For any queries or assistance regarding Chat Alerts, please post in the #dev-notifications-ai-govuk Slack channel

Alerts by Priority

For any alert, it is worth checking the Grafana GOV.UK Chat Technical Dashboards to see if any part of the service is showing signs of an issue:

Pagerduty Alerts

  • High5xxRate

The 503 error code has been excluded from being alerted on, as that will be used when the Chat service is disabled, so we do not want that to go to Pagerduty.

Slack Alerts

  • LongRequestDuration
  • HighPodCPUFE
  • HighPodCPUWorker
  • HighPodMemoryFE
  • HighPodMemoryWorker
  • NearTokensRateLimit
  • NearRequestsRateLimit

The LongRequestDuration alert indicates that a backend part of the service is not responding as expected, and as a result the user experience is severely impacted. For example, we have seen it fire when the RDS Postgres Database is offline.
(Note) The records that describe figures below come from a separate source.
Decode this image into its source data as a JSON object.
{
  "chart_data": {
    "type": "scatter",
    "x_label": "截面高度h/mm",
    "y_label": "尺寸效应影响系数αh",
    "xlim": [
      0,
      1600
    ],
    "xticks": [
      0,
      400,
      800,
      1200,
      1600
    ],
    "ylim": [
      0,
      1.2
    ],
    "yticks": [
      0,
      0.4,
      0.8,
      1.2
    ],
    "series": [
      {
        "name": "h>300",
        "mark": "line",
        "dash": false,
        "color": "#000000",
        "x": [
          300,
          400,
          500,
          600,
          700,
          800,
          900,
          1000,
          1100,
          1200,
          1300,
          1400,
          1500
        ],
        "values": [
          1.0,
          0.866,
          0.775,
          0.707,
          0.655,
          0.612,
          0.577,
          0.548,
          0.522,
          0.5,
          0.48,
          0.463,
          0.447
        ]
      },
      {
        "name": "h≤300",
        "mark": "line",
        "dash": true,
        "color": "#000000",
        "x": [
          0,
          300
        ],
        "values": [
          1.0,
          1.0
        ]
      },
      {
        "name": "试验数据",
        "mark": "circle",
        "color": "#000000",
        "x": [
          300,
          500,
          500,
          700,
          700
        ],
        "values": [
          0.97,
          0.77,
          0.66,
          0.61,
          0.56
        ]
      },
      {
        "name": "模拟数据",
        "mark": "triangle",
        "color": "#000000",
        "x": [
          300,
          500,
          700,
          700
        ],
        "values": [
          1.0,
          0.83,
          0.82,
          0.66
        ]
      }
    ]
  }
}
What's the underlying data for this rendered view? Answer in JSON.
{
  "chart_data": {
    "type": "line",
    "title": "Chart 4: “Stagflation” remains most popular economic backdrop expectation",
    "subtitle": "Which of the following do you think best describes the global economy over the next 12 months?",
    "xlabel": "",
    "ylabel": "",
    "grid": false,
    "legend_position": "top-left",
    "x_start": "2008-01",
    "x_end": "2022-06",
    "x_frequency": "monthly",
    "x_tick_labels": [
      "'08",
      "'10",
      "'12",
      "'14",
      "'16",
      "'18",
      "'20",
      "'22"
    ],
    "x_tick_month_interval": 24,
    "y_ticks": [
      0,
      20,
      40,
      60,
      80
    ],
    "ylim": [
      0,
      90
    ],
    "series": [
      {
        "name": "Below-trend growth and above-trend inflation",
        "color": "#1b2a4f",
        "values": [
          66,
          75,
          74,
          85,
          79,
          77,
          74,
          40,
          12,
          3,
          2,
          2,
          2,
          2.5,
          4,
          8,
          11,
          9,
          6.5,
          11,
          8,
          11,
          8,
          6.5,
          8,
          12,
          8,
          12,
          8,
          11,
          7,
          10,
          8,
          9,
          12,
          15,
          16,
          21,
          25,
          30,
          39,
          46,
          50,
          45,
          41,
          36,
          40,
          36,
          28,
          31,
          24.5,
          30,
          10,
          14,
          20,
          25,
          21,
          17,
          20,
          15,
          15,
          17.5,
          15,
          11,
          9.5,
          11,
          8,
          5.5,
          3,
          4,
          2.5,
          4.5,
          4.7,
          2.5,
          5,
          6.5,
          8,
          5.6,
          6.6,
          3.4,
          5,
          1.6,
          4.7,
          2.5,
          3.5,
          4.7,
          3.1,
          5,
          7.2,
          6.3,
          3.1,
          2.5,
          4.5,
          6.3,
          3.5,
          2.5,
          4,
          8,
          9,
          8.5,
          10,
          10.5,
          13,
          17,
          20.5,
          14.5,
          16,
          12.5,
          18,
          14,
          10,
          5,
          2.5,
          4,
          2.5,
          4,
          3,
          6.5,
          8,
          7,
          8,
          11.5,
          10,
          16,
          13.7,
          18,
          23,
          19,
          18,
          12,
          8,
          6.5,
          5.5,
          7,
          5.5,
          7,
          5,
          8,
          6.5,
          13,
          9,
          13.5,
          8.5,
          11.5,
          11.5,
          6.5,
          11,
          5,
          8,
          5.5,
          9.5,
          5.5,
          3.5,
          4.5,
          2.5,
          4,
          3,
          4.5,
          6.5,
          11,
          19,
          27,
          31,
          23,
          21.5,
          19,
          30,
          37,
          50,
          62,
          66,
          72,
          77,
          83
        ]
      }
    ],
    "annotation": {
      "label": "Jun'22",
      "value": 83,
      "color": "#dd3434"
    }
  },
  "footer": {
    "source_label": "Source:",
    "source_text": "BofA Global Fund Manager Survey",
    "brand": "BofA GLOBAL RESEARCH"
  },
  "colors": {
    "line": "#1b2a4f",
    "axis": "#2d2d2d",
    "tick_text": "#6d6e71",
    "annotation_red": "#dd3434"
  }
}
Any of the High alerts usually indicate that the service is under heavy load. In this situation, it may be necessary to increase the number of relevent pods running by modifying the replicaCount for FE or workerReplicaCount for Worker pods in the govuk-chat section of the relevant values Helm Chart file found here.

The NearTokensRateLimit and NearRequestsRateLimit alerts indicate that over 80% of the OpenAI limit for tokens or requests per minute has been used.